Thursday, September 9, 2021

Kalmyk Cossack Leaders Must Now Receive Blessing of Dalai Lama’s Student

Paul Goble

            Staunton, Sept. 9 – In another example of his historical ignorance or willingness to rewrite history to fit his own vision of the future, Vladimir Putin and his regime insist that Cossacks are always Russian Orthodox in religion and Russian in culture. And the Kremlin leader has imposed that idea on his registered Cossacks.

            But the genuine Cossack communities again now as in the past are far more diverse than that. In the past, there were Jewish, Muslim and Buddhist Cossacks, and there are now significant Muslim and Buddhist Cossack communities who are recognized as full-fledged Cossacks by others (windowoneurasia2.blogspot.com/2018/09/jewish-cossacks-not-only-existed-but.html, windowoneurasia2.blogspot.com/2018/08/muslim-cossacks-making-comeback-in.html, windowoneurasia2.blogspot.com/2014/08/window-on-eurasia-buddhist-cossacks-to.html and windowoneurasia2.blogspot.com/2018/05/genuine-cossacks-welcome-muslims-and.html).

            Buddhist Cossacks are likely to strike Russians and others as the most exotic, but there were important Cossack communities among the three major Buddhist nations of the Russian Empire, the Kalmyks in the North Caucasus, and the Tuvins and Buryats in the Far East. They even contributed to anti-Bolshevik movements during the Russian Civil War.

            Under the Soviets, these Cossack groups were suppressed if anything even more forcefully than others. But with the collapse of communism, the Buddhist Cossacks have revived. One of the most precious items in this writer’s library is a small book from the Transbaikal instructing parents how to raise their sons to be good “Buddhist Cossacks.”

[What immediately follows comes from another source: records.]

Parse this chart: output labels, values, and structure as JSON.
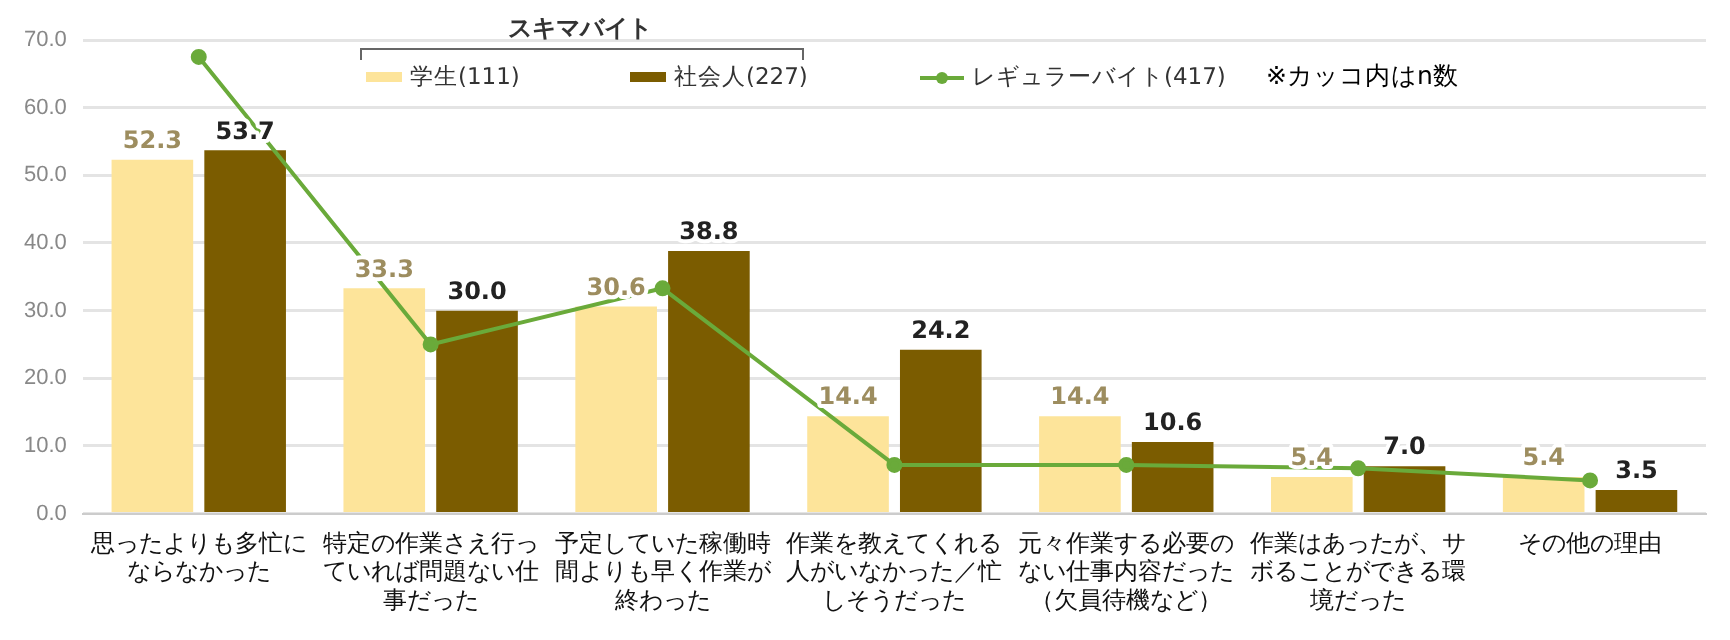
{
  "chart_data": {
    "type": "bar",
    "categories": [
      "思ったよりも多忙にならなかった",
      "特定の作業さえ行っていれば問題ない仕事だった",
      "予定していた稼働時間よりも早く作業が終わった",
      "作業を教えてくれる人がいなかった／忙しそうだった",
      "元々作業する必要のない仕事内容だった（欠員待機など）",
      "作業はあったが、サボることができる環境だった",
      "その他の理由"
    ],
    "series": [
      {
        "name": "学生(111)",
        "color": "#fde49a",
        "values": [
          52.3,
          33.3,
          30.6,
          14.4,
          14.4,
          5.4,
          5.4
        ],
        "value_labels": [
          "52.3",
          "33.3",
          "30.6",
          "14.4",
          "14.4",
          "5.4",
          "5.4"
        ]
      },
      {
        "name": "社会人(227)",
        "color": "#7b5c00",
        "values": [
          53.7,
          30.0,
          38.8,
          24.2,
          10.6,
          7.0,
          3.5
        ],
        "value_labels": [
          "53.7",
          "30.0",
          "38.8",
          "24.2",
          "10.6",
          "7.0",
          "3.5"
        ]
      },
      {
        "name": "レギュラーバイト(417)",
        "type": "line",
        "color": "#6aaa3a",
        "values": [
          67.5,
          25.0,
          33.3,
          7.2,
          7.2,
          6.7,
          4.9
        ],
        "marker": "circle"
      }
    ],
    "legend_title": "スキマバイト",
    "legend": "top",
    "annotations": [
      "※カッコ内はn数"
    ],
    "ylim": [
      0,
      70
    ],
    "yticks": [
      {
        "value": 0,
        "label": "0.0"
      },
      {
        "value": 10,
        "label": "10.0"
      },
      {
        "value": 20,
        "label": "20.0"
      },
      {
        "value": 30,
        "label": "30.0"
      },
      {
        "value": 40,
        "label": "40.0"
      },
      {
        "value": 50,
        "label": "50.0"
      },
      {
        "value": 60,
        "label": "60.0"
      },
      {
        "value": 70,
        "label": "70.0"
      }
    ],
    "grid": "y"
  }
}
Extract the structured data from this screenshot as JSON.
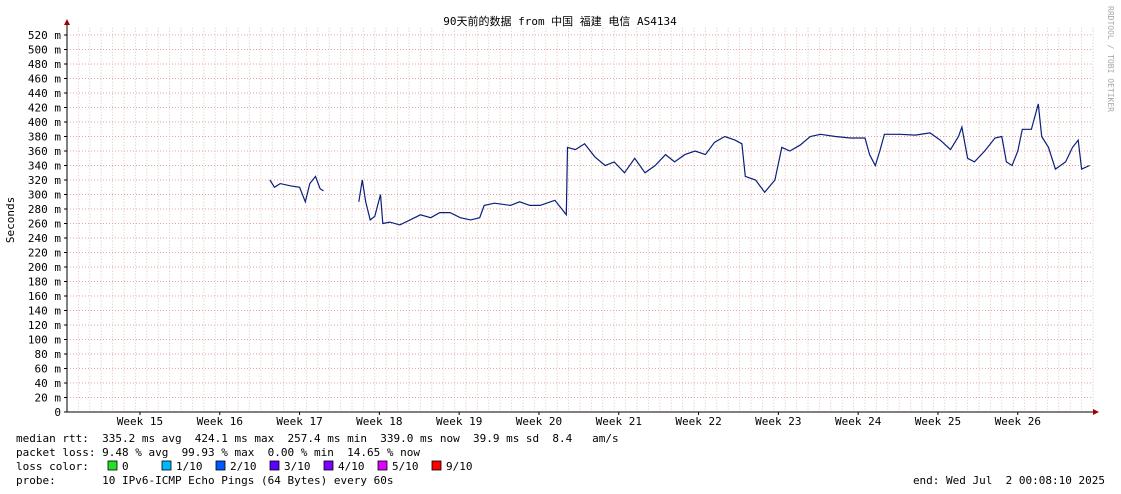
{
  "chart_data": {
    "type": "line",
    "title": "90天前的数据 from 中国 福建 电信 AS4134",
    "y_label": "Seconds",
    "watermark": "RRDTOOL / TOBI OETIKER",
    "xlim": [
      0,
      90
    ],
    "xticks": [
      {
        "value": 6.4,
        "label": "Week 15"
      },
      {
        "value": 13.4,
        "label": "Week 16"
      },
      {
        "value": 20.4,
        "label": "Week 17"
      },
      {
        "value": 27.4,
        "label": "Week 18"
      },
      {
        "value": 34.4,
        "label": "Week 19"
      },
      {
        "value": 41.4,
        "label": "Week 20"
      },
      {
        "value": 48.4,
        "label": "Week 21"
      },
      {
        "value": 55.4,
        "label": "Week 22"
      },
      {
        "value": 62.4,
        "label": "Week 23"
      },
      {
        "value": 69.4,
        "label": "Week 24"
      },
      {
        "value": 76.4,
        "label": "Week 25"
      },
      {
        "value": 83.4,
        "label": "Week 26"
      }
    ],
    "ylim": [
      0,
      530
    ],
    "yticks": [
      0,
      {
        "value": 20,
        "label": "20 m"
      },
      {
        "value": 40,
        "label": "40 m"
      },
      {
        "value": 60,
        "label": "60 m"
      },
      {
        "value": 80,
        "label": "80 m"
      },
      {
        "value": 100,
        "label": "100 m"
      },
      {
        "value": 120,
        "label": "120 m"
      },
      {
        "value": 140,
        "label": "140 m"
      },
      {
        "value": 160,
        "label": "160 m"
      },
      {
        "value": 180,
        "label": "180 m"
      },
      {
        "value": 200,
        "label": "200 m"
      },
      {
        "value": 220,
        "label": "220 m"
      },
      {
        "value": 240,
        "label": "240 m"
      },
      {
        "value": 260,
        "label": "260 m"
      },
      {
        "value": 280,
        "label": "280 m"
      },
      {
        "value": 300,
        "label": "300 m"
      },
      {
        "value": 320,
        "label": "320 m"
      },
      {
        "value": 340,
        "label": "340 m"
      },
      {
        "value": 360,
        "label": "360 m"
      },
      {
        "value": 380,
        "label": "380 m"
      },
      {
        "value": 400,
        "label": "400 m"
      },
      {
        "value": 420,
        "label": "420 m"
      },
      {
        "value": 440,
        "label": "440 m"
      },
      {
        "value": 460,
        "label": "460 m"
      },
      {
        "value": 480,
        "label": "480 m"
      },
      {
        "value": 500,
        "label": "500 m"
      },
      {
        "value": 520,
        "label": "520 m"
      }
    ],
    "grid": true,
    "x": [
      17.8,
      18.2,
      18.7,
      19.6,
      20.4,
      20.9,
      21.3,
      21.8,
      22.2,
      22.5,
      24.0,
      25.6,
      25.9,
      26.2,
      26.6,
      27.0,
      27.5,
      27.7,
      28.3,
      29.2,
      30.1,
      31.0,
      31.9,
      32.7,
      33.6,
      34.5,
      35.4,
      36.2,
      36.6,
      37.5,
      38.9,
      39.7,
      40.6,
      41.5,
      42.8,
      43.4,
      43.8,
      43.9,
      44.6,
      45.4,
      46.3,
      47.2,
      48.0,
      48.9,
      49.8,
      50.7,
      51.6,
      52.5,
      53.3,
      54.2,
      55.1,
      56.0,
      56.8,
      57.7,
      58.6,
      59.2,
      59.5,
      60.4,
      61.2,
      62.1,
      62.7,
      63.4,
      64.3,
      65.2,
      66.1,
      67.4,
      68.7,
      70.0,
      70.4,
      70.9,
      71.3,
      71.7,
      73.1,
      74.4,
      75.7,
      76.6,
      77.5,
      78.2,
      78.5,
      79.0,
      79.6,
      80.5,
      81.4,
      82.0,
      82.4,
      82.9,
      83.4,
      83.8,
      84.6,
      85.2,
      85.5,
      86.1,
      86.7,
      87.6,
      88.2,
      88.7,
      89.0,
      89.7
    ],
    "series": [
      {
        "name": "median rtt",
        "color": "#0b1f7a",
        "values": [
          320,
          310,
          315,
          312,
          310,
          290,
          315,
          325,
          308,
          305,
          null,
          290,
          320,
          290,
          265,
          270,
          300,
          260,
          262,
          258,
          265,
          272,
          268,
          275,
          275,
          268,
          265,
          268,
          285,
          288,
          285,
          290,
          285,
          285,
          292,
          280,
          272,
          365,
          362,
          370,
          352,
          340,
          345,
          330,
          350,
          330,
          340,
          355,
          345,
          355,
          360,
          355,
          372,
          380,
          375,
          370,
          325,
          320,
          303,
          320,
          365,
          360,
          368,
          380,
          383,
          380,
          378,
          378,
          355,
          340,
          360,
          383,
          383,
          382,
          385,
          375,
          362,
          380,
          393,
          350,
          345,
          360,
          378,
          380,
          345,
          340,
          360,
          390,
          390,
          425,
          380,
          365,
          335,
          345,
          365,
          375,
          335,
          340
        ]
      }
    ],
    "stats_lines": [
      "median rtt:  335.2 ms avg  424.1 ms max  257.4 ms min  339.0 ms now  39.9 ms sd  8.4   am/s",
      "packet loss: 9.48 % avg  99.93 % max  0.00 % min  14.65 % now"
    ],
    "loss_label": "loss color:",
    "loss_colors": [
      {
        "name": "0",
        "color": "#26e026"
      },
      {
        "name": "1/10",
        "color": "#00b8ff"
      },
      {
        "name": "2/10",
        "color": "#0059ff"
      },
      {
        "name": "3/10",
        "color": "#5e00ff"
      },
      {
        "name": "4/10",
        "color": "#7e00ff"
      },
      {
        "name": "5/10",
        "color": "#dd00ff"
      },
      {
        "name": "9/10",
        "color": "#ff0000"
      }
    ],
    "probe_line": "probe:       10 IPv6-ICMP Echo Pings (64 Bytes) every 60s",
    "end_line": "end: Wed Jul  2 00:08:10 2025"
  }
}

            This week there has been a development about the Buddhist Cossacks that appears likely to significantly raise their profile. Batu Khasikov, the head of the Kalmyk Republic, has confirmed a new rule for the Kalmyk Cossack District, and among its provisions is a remarkable one (akcent.site/eksklyuziv/15768).

            As Anton Chablin, a journalist for the Akcent portal reports, under the new rule, candidates for the position of ataman of that district will have to secure the blessing of two religious officials, the archbishop of the Elista and Kalmyk bishopric of the Russian Orthodox Church, and the shajin-lama, the head of the Buddhists of the Kalmyk people.

            The current shajin lama is Erdin Ombadykov, a student of the Dalai Lama. That means at least in principle that the Dalai Lama living in emigration in India could have a voice over the leadership of the Kalmyk Cossacks in the future.

            What is curious, Chablin says, is that neither the Tuvan nor the Buryat leadership has taken a similar step, although Buddhist structures and leaders exist in both and Cossack ataman wannabes could be required to get their blessing. It is possible that Kalmykia’s Khasikov is trying to generate support for himself by this action, but that only means they could do so too.